-1

I'm working on some code using a web scraper in Python.

Given a website's source code, I need to extract relevant data points. The source code looks like this.

</sup>73.00</span> </td> </tr> <tr class="highlight"> <td><span class="data_lbl">Average</span></td> <td> <span class="data_data"><sup>
</sup>86.06</span> </td> </tr> <tr> <td><span class="data_lbl">Current Price</span></td> <td> <span class="data_data"><sup> </sup>83.20</span> </td>
 </tr> </tbody> </table> </div> </div> <!--data-module-name="quotes.module.researchratings.Module"--> </div> <div class="column at8-
col4 at16-col4 at12-col6" id="adCol"> <div intent in-at4units-prepend="#adCol" in-at8units-prepend="#adCol" in-at12units-prepend="#adCol

Here is the regex I'm using

regex = re.compile('Average*</sup>.....')

Which aims to get the 5 characters after the first "/sup" tag encountered after "Average", which in this case would be "86.06" (although I need to clean up the match before I'm left with just a float).

Is there a more elegant way of doing this that outputs the first float encountered after seeing the string "Average".

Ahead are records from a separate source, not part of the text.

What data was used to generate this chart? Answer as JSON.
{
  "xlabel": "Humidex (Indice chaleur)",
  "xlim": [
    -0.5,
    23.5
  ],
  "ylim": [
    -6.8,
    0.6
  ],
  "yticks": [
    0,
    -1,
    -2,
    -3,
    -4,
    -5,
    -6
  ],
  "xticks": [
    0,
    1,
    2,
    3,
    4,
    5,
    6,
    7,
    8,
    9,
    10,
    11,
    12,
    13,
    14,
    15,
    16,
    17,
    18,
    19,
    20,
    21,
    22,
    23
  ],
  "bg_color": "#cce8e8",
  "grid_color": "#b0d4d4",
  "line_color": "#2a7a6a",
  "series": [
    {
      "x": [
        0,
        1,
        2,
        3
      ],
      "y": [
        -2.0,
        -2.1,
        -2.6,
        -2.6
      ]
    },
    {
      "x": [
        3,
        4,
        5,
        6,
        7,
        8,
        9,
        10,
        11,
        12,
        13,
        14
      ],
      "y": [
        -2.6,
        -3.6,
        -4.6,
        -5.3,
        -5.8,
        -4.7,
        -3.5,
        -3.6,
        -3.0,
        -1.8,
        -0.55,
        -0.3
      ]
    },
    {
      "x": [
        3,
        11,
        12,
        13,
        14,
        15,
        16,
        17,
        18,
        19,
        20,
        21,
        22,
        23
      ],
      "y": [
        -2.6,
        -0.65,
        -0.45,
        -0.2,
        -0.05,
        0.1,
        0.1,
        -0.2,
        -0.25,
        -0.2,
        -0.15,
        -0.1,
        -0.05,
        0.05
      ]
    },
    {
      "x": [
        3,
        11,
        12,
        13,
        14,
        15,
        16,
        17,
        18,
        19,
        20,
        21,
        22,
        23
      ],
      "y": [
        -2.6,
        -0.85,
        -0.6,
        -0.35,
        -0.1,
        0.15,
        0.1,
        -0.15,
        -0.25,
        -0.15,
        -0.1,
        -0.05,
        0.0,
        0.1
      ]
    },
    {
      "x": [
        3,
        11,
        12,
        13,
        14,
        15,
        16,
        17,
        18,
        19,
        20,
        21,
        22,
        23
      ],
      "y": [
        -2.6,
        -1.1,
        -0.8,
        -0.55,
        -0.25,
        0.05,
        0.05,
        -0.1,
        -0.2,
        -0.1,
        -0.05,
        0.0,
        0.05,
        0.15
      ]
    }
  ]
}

I'm very new to using regex and apologize if the question isn't clear enough.

ilim
  • 4,477
  • 7
  • 27
  • 46
td736
  • 23
  • 3
  • 1
    "Is there a more eleagant way of doing this" <- yes, use a html parser, don't summon Cthulhu. – timgeb Dec 12 '17 at 12:55
  • Possible duplicate of [RegEx match open tags except XHTML self-contained tags](https://stackoverflow.com/questions/1732348/regex-match-open-tags-except-xhtml-self-contained-tags) – Arne Dec 12 '17 at 13:00
  • Possibly answered here https://stackoverflow.com/questions/31638311/beautifulsoup-how-to-extract-text-after-specified-string – kmcodes Dec 12 '17 at 13:01
  • [Do. Not. Parse. HTML. With. Regex.](https://stackoverflow.com/a/1732454) – zwer Dec 12 '17 at 13:43

1 Answers1

1

I've been able to achieve that using lookbehind assertions combined with ungreedy search:

(?<=Average).*?(?<=<\/sup>)([0-9.]{5})

This working example here

Explanation

  • ([0-9.]{5}): look for 5 chars combining 0 to 9 and dot, after three following points.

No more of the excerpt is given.